2.4 Strategy Search File

  • search_dist.py: This file is primarily responsible for functions related to strategy search. Its contents are as follows:

if __name__ == '__main__':
    args = initialize_galvatron(model_args, mode='search')
    config = get_mymodel_config(args, overwrite_args=True)
    path = os.path.dirname(os.path.abspath(__file__))
    print(args)
    print(config)
    # Create an instance of the strategy search engine
    search_engine = GalvatronSearchEngine(args)
    
    # Set basic information for the search engine
    search_engine.set_search_engine_info(path, model_layer_configs(config), model_name(config))
    
    # Initialize the search engine
    search_engine.initialize_search_engine()

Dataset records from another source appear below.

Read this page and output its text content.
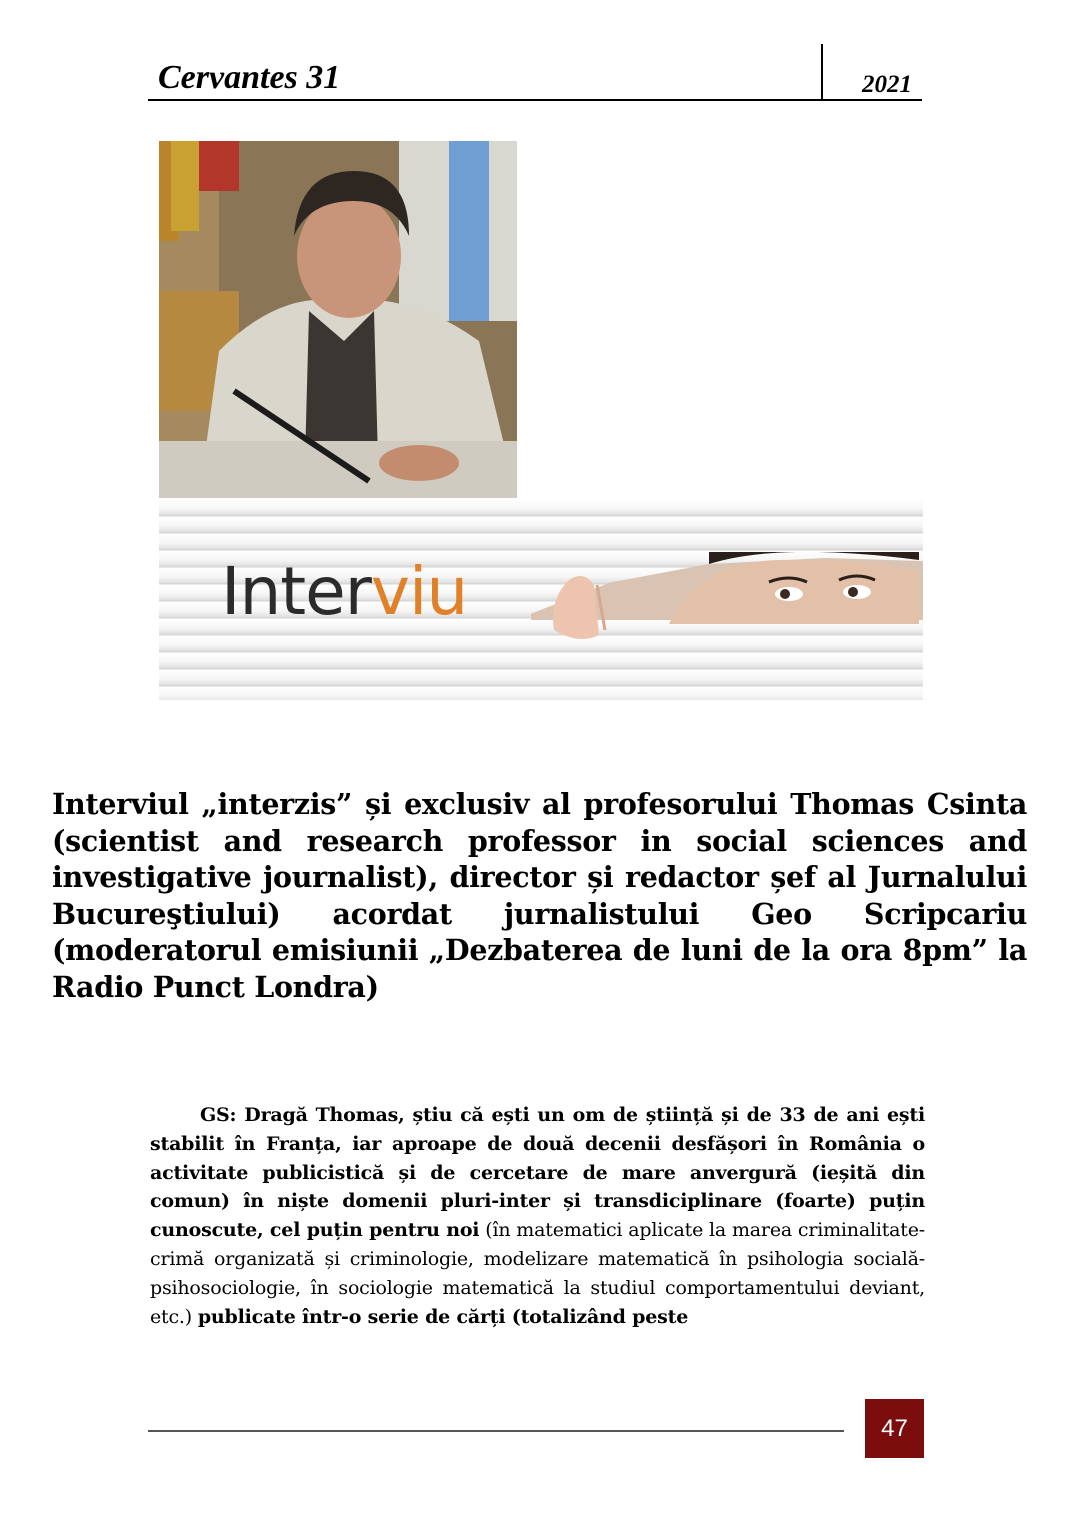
Cervantes 31	2021
Interviu
Interviul „interzis” și exclusiv al profesorului Thomas Csinta (scientist and research professor in social sciences and investigative journalist), director și redactor șef al Jurnalului Bucureştiului) acordat jurnalistului Geo Scripcariu (moderatorul emisiunii „Dezbaterea de luni de la ora 8pm” la Radio Punct Londra)

GS: Dragă Thomas, știu că ești un om de știință și de 33 de ani ești stabilit în Franța, iar aproape de două decenii desfășori în România o activitate publicistică și de cercetare de mare anvergură (ieșită din comun) în niște domenii pluri-inter și transdiciplinare (foarte) puțin cunoscute, cel puțin pentru noi (în matematici aplicate la marea criminalitate-crimă organizată și criminologie, modelizare matematică în psihologia socială-psihosociologie, în sociologie matematică la studiul comportamentului deviant, etc.) publicate într-o serie de cărți (totalizând peste

47
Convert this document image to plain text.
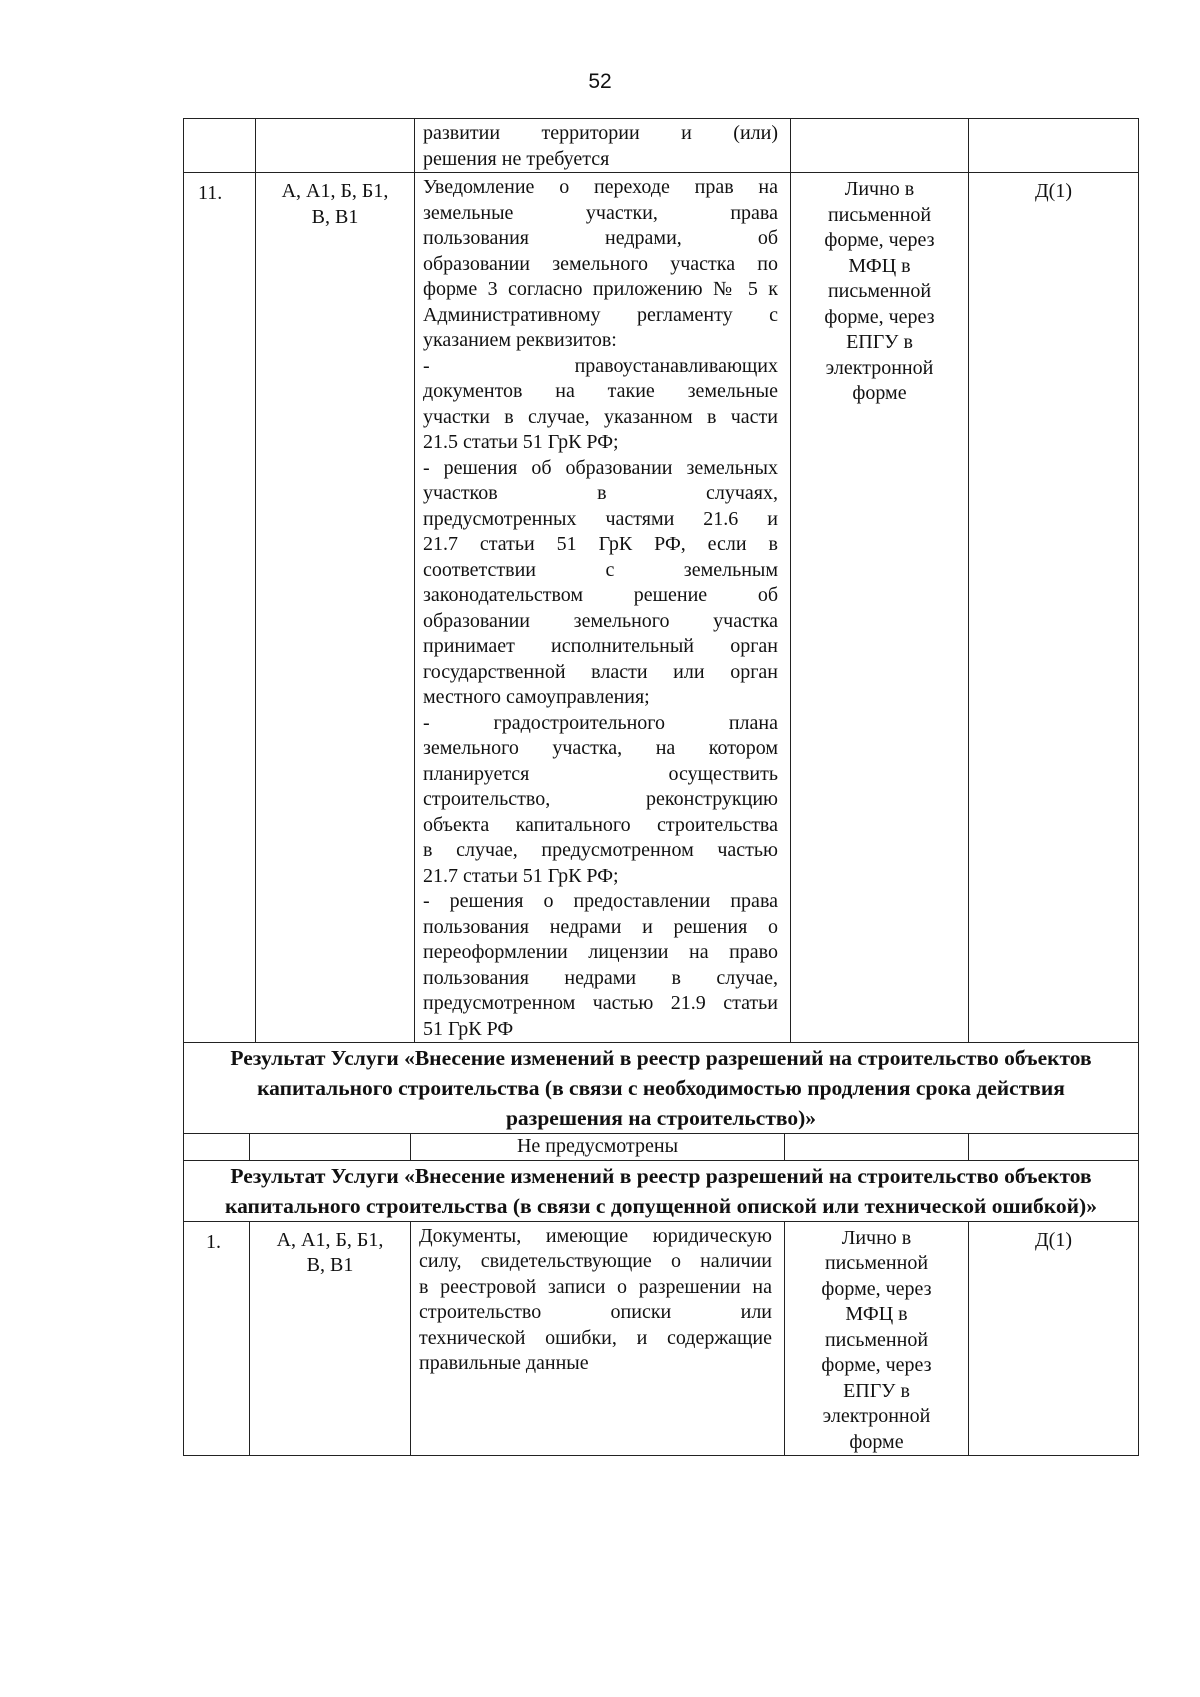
52
развитии территории и (или)
решения не требуется
11.	А, А1, Б, Б1, В, В1
Уведомление о переходе прав на
земельные участки, права
пользования недрами, об
образовании земельного участка по
форме 3 согласно приложению № 5 к
Административному регламенту с
указанием реквизитов:
- правоустанавливающих
документов на такие земельные
участки в случае, указанном в части
21.5 статьи 51 ГрК РФ;
- решения об образовании земельных
участков в случаях,
предусмотренных частями 21.6 и
21.7 статьи 51 ГрК РФ, если в
соответствии с земельным
законодательством решение об
образовании земельного участка
принимает исполнительный орган
государственной власти или орган
местного самоуправления;
- градостроительного плана
земельного участка, на котором
планируется осуществить
строительство, реконструкцию
объекта капитального строительства
в случае, предусмотренном частью
21.7 статьи 51 ГрК РФ;
- решения о предоставлении права
пользования недрами и решения о
переоформлении лицензии на право
пользования недрами в случае,
предусмотренном частью 21.9 статьи
51 ГрК РФ
Лично в
письменной
форме, через
МФЦ в
письменной
форме, через
ЕПГУ в
электронной
форме
Д(1)
Результат Услуги «Внесение изменений в реестр разрешений на строительство объектов капитального строительства (в связи с необходимостью продления срока действия разрешения на строительство)»
Не предусмотрены
Результат Услуги «Внесение изменений в реестр разрешений на строительство объектов капитального строительства (в связи с допущенной опиской или технической ошибкой)»
1.	А, А1, Б, Б1, В, В1
Документы, имеющие юридическую
силу, свидетельствующие о наличии
в реестровой записи о разрешении на
строительство описки или
технической ошибки, и содержащие
правильные данные
Лично в
письменной
форме, через
МФЦ в
письменной
форме, через
ЕПГУ в
электронной
форме
Д(1)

    # Perform strategy search
    search_engine.parallelism_optimization()

3 Script Files

The scripts folder mainly contains script files used to implement model training, performance analysis, strategy search, and other functions.

It mainly includes five different scripts:

  • profile_computation.sh: Used for performance analysis, calculating the computational performance of the model under different configurations.

  • profile_memory.sh: Used for performance analysis, calculating the memory usage of the model under different configurations.

  • search_dist.sh: Used for strategy search, finding the optimal strategy for the model under different configurations.

  • train_dist.sh: Used for model training.

  • train_dist_random.sh: Used for model training with random data.